Common terms used in process control include:

  • Setpoint: this is a desired value of a variable in the system (such as speed, temperature, etc.)
  • Disturbance variable: a variable that we have no control over but affects the process.
  • Manipulated variable: a variable that we can change (manipulate) to affect the output of the process.

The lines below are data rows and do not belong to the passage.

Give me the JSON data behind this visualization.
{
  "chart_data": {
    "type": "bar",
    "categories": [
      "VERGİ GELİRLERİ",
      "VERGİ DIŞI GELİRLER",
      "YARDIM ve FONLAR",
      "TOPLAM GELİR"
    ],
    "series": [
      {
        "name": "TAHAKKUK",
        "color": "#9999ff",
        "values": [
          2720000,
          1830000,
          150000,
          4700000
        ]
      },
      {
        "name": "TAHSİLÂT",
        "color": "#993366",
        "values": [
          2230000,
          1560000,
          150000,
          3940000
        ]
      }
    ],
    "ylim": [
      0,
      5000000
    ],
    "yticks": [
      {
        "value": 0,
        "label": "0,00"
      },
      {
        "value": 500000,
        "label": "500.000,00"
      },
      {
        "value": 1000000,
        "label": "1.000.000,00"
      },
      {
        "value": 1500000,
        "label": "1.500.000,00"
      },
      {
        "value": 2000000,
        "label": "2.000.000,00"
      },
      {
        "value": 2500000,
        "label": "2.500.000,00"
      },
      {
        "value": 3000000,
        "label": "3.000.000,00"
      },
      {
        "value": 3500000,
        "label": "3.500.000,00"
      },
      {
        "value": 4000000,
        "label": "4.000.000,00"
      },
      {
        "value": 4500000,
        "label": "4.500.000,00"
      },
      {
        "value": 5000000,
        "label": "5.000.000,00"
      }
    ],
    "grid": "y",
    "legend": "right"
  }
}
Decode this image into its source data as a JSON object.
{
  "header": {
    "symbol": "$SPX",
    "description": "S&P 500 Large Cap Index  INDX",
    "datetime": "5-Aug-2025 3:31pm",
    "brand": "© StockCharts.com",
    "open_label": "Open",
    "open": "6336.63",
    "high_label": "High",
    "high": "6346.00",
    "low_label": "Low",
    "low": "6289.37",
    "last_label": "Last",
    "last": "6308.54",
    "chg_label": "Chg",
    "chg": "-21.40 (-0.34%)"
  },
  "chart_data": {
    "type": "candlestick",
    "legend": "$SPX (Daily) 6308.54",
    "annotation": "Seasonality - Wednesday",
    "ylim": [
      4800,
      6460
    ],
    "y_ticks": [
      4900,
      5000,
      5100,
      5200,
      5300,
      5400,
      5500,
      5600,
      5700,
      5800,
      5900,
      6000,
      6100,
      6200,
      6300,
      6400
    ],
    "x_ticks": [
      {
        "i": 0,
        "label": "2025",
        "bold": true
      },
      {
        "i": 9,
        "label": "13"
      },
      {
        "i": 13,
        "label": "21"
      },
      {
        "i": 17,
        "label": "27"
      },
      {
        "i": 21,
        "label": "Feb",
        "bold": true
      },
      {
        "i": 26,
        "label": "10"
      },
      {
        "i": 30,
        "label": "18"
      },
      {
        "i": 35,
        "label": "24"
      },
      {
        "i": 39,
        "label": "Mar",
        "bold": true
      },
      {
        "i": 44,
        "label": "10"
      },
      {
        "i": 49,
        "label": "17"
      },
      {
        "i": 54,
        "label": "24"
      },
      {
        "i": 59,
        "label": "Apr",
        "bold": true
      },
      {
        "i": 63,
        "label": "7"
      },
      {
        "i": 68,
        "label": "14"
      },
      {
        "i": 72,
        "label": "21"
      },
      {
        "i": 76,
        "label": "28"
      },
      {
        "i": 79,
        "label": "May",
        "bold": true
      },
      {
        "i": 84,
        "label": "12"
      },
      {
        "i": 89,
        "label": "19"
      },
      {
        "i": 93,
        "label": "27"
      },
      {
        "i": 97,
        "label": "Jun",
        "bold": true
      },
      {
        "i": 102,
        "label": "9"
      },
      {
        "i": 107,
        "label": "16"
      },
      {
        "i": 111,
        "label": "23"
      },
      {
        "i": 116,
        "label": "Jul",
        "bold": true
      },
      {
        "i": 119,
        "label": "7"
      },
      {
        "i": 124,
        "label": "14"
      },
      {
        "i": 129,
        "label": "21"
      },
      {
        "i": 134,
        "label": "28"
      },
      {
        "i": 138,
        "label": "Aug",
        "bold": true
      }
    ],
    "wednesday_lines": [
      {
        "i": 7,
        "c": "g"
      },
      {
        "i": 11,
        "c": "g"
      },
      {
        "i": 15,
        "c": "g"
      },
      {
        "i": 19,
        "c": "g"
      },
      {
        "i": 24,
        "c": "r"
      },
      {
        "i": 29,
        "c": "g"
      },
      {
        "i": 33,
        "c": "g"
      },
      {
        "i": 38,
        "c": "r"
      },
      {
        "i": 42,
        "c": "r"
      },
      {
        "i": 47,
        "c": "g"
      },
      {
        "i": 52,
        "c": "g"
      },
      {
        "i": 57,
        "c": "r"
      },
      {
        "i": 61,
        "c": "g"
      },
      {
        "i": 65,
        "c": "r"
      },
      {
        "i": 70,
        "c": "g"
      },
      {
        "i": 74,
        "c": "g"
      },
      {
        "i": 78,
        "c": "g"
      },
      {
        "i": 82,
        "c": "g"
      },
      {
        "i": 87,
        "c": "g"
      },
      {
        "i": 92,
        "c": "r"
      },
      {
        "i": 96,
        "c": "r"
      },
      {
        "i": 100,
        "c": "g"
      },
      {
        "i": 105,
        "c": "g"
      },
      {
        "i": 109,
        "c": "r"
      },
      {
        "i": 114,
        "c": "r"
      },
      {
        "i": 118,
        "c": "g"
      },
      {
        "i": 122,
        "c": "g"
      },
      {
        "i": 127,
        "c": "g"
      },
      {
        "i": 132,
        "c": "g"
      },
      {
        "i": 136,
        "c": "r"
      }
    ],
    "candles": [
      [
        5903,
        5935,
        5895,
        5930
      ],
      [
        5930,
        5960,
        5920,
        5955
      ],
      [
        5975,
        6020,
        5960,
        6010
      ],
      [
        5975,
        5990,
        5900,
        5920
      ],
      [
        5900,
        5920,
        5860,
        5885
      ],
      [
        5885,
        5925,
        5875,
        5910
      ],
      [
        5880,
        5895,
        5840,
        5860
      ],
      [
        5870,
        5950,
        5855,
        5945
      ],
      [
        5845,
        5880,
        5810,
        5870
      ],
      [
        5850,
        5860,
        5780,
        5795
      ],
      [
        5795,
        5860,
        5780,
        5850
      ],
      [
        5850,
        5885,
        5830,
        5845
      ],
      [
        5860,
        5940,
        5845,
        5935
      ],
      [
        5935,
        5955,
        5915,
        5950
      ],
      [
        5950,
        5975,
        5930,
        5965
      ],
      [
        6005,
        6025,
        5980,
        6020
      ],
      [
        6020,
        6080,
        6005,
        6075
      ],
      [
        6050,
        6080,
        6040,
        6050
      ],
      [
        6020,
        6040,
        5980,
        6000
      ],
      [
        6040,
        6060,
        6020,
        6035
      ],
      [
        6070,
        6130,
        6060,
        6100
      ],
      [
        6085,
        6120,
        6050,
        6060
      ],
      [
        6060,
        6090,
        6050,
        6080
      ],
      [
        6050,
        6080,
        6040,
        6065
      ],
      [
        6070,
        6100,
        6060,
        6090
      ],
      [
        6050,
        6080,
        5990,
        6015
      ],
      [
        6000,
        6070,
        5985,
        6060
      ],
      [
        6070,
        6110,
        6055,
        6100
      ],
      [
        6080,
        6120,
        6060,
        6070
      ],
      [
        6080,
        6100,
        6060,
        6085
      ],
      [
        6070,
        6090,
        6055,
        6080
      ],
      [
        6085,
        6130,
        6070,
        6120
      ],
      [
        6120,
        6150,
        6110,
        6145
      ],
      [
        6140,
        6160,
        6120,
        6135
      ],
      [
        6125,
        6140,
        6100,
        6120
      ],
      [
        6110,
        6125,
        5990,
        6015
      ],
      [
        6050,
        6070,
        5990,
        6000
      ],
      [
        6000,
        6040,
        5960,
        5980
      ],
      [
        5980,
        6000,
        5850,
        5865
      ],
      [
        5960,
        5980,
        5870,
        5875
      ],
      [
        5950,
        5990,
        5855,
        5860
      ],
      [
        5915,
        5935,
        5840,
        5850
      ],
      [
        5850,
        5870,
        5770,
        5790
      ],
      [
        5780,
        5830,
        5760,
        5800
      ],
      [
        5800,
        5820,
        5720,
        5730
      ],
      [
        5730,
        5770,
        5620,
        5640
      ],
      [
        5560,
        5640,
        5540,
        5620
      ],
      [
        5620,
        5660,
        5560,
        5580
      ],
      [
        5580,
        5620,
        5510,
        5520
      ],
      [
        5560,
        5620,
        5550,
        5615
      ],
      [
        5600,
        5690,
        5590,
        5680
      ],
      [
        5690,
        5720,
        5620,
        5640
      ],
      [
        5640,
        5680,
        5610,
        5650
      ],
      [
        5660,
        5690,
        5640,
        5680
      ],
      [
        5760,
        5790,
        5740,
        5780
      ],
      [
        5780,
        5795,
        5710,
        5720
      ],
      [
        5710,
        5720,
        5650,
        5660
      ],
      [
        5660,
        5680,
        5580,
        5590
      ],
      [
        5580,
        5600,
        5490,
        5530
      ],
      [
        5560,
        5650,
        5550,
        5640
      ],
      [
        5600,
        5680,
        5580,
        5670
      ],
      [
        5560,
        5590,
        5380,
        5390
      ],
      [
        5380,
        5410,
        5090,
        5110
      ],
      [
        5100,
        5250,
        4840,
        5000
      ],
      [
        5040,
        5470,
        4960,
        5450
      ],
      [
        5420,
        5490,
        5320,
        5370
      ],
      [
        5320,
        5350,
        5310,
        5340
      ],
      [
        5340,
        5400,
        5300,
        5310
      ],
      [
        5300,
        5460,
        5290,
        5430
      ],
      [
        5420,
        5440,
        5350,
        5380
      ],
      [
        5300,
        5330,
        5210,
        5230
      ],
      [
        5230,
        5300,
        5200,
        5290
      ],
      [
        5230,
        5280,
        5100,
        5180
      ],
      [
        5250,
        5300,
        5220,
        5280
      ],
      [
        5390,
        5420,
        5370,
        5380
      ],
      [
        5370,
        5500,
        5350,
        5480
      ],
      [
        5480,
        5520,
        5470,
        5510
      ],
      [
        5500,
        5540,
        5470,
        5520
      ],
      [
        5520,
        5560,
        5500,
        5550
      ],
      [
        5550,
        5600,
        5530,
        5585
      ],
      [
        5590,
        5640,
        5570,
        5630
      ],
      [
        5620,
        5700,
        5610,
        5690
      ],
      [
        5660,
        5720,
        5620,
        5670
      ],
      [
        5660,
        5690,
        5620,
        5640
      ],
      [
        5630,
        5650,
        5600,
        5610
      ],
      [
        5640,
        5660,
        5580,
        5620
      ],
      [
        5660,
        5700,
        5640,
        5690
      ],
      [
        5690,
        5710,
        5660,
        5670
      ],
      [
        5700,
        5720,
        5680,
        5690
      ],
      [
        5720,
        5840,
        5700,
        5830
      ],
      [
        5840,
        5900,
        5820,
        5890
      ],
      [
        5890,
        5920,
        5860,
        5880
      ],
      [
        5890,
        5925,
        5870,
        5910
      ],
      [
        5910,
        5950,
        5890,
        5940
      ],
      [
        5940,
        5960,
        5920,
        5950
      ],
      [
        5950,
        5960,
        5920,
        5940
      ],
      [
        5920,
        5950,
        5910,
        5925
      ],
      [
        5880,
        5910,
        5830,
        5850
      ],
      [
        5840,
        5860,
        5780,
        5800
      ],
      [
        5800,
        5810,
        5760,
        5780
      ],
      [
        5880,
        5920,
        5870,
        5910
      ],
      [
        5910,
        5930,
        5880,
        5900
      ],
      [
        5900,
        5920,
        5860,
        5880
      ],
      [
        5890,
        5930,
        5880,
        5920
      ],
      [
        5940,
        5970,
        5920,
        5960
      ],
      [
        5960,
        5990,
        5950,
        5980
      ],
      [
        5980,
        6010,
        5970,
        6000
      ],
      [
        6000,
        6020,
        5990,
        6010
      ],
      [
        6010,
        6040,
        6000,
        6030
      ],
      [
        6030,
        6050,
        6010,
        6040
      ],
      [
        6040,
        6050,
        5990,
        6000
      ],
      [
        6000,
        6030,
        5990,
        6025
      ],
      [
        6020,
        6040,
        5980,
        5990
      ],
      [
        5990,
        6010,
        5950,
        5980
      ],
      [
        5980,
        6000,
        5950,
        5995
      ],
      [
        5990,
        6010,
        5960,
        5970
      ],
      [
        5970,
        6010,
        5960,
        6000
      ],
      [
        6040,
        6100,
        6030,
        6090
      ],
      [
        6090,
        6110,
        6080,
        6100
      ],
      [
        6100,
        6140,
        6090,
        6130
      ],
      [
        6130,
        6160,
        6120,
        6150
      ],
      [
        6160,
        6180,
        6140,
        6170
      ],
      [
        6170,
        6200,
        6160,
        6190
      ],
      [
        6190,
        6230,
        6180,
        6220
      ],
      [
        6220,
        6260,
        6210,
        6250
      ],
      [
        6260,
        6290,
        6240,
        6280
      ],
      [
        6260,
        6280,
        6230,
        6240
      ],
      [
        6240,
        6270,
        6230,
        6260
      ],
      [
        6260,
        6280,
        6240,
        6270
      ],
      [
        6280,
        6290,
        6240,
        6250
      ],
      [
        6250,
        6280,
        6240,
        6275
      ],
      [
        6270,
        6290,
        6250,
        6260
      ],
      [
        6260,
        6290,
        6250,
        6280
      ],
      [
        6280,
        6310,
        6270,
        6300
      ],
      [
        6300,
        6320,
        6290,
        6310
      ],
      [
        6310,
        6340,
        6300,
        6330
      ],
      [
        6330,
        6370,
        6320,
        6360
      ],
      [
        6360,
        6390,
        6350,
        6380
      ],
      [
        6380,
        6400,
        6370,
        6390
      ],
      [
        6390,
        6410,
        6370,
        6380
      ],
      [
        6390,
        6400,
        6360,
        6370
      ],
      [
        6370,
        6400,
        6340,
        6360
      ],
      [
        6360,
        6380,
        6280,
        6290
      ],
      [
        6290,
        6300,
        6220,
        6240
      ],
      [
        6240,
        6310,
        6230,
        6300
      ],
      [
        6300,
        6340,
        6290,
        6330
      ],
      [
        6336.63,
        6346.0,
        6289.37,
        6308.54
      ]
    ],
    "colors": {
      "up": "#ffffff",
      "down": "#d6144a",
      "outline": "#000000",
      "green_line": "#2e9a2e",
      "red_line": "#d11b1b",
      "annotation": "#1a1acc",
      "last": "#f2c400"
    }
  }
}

  • Controlled variable: the output process variable we compare to the set-point.
  • Error: the difference between the setpoint and the actual controlled variable.

In the case analyzed, the liquid temperature in the tank is the controlled variable, while temperature of the heating medium is the manipulated variable. In other words: our goal is to achieve setpoint temperature of the liquid and to achieve this the control system manipulates the heating medium temperature.